旅先だとたいてい横に女房がいるから、好き勝手に食べるといったことができない。
そして家内のあとについてひたすら歩く。
結果、おいしいものを食べたところで量も回数も知れているから体重が落ちることになる。
大阪だと単独行動になって、わたしの本性が奔放に解き放たれる。
いま韓国からの旅行者にとんかつが大人気だと聞いた。
それでそこかしこ韓国人旅行者がとんかつ屋にて列を成す。
だからどれどれと朝食にとんかつを選んだ。
牛丼チェーン店のとんかつであるが、とんかつはとんかつ。
いやあ、うまい。
まもなく昼になってお腹が鳴った。
先日の新聞に餃子の王将の快進撃が止まらないとの記事があった。
王将の粋を結集した鉄板が開発され、餃子のおいしさが格段に増した。
それで餃子の王将がこのところ大人気なのだという。
どれどれ、とわたしは餃子定食をにんにくマシマシで頼んでみた。
いやあ、餃子が白飯にとてもよく合って実においしい。
それでふと考えた。
とんかつにしても餃子にしても日頃それらを心からおいしいと思うことは滅多にない。
どうやらわたしはそれら食べ物に付随する物語の方をありがたく味わっているようだった。

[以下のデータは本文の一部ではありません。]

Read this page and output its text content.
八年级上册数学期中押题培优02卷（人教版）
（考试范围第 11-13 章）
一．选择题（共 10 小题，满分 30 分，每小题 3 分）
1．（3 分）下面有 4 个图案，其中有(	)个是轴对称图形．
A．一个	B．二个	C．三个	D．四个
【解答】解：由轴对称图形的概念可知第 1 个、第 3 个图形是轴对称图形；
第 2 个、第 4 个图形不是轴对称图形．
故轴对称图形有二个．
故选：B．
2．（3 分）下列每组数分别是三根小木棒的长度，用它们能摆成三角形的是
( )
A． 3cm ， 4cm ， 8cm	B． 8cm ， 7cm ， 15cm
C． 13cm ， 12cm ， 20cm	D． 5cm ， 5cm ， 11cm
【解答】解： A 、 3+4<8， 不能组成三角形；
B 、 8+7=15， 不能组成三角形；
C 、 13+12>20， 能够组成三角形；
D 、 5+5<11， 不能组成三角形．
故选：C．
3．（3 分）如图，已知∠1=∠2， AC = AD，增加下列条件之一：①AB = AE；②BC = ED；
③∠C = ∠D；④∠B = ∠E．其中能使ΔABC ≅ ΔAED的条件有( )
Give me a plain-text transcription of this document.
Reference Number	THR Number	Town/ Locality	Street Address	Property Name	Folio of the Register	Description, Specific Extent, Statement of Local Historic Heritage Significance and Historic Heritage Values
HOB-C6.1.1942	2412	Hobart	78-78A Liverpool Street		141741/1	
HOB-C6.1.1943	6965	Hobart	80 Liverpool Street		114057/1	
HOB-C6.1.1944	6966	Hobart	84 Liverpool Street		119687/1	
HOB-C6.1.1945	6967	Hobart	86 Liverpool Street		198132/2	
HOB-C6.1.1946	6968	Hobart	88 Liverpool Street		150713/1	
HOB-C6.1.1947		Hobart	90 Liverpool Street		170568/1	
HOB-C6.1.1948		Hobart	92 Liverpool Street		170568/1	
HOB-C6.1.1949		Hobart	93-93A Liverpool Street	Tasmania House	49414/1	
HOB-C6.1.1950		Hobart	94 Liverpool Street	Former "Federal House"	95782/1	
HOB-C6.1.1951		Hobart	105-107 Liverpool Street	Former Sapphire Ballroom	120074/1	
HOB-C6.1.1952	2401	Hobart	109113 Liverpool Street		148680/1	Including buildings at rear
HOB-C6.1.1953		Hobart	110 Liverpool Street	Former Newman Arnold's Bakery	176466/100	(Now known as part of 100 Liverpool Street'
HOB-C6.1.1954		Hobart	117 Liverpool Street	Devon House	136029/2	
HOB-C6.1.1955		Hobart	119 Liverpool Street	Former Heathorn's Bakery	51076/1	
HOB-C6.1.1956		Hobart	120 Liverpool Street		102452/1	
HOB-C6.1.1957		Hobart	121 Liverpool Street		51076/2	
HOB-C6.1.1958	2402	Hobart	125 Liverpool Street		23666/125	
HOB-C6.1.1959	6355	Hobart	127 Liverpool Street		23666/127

つまりとんかつや餃子といった品書きの方ではなく、「韓国人旅行者に大人気」といった話や「粋を集めた鉄板」といった口上によって期待が膨らみ、いつにも増して味覚がおおらかになっているとしか考えられなかった。
なるほど、人は物語の中を生きている。
物語を通じて事物を理解し味わい、物語の先の先を夢見て生きている。
つまりわたしがあれもこれもと食べるのは物語を求めてのことだったのだ。
しかしそうであったとしても欲張って食べ過ぎた。
が、悔いたところで仕方がない。
それら物語を実のあるものにすればいいのだと、わたしは仕事を終えてジムへと赴いた。
全力で泳いでせっせと筋トレに励んだ。
白飯もとんかつもその衣も餃子も味噌汁のわかめもすべてそれら物語の断片を自らの血肉に変える。
そんな意気込みでハードにカラダを鍛えに鍛えた。
そして思惑どおり、朝と昼に摂取した物語たちはわたしのカラダを構成する一部となった。
1キログラムの体重増がこの物語のエビデンスだと言っていいだろう。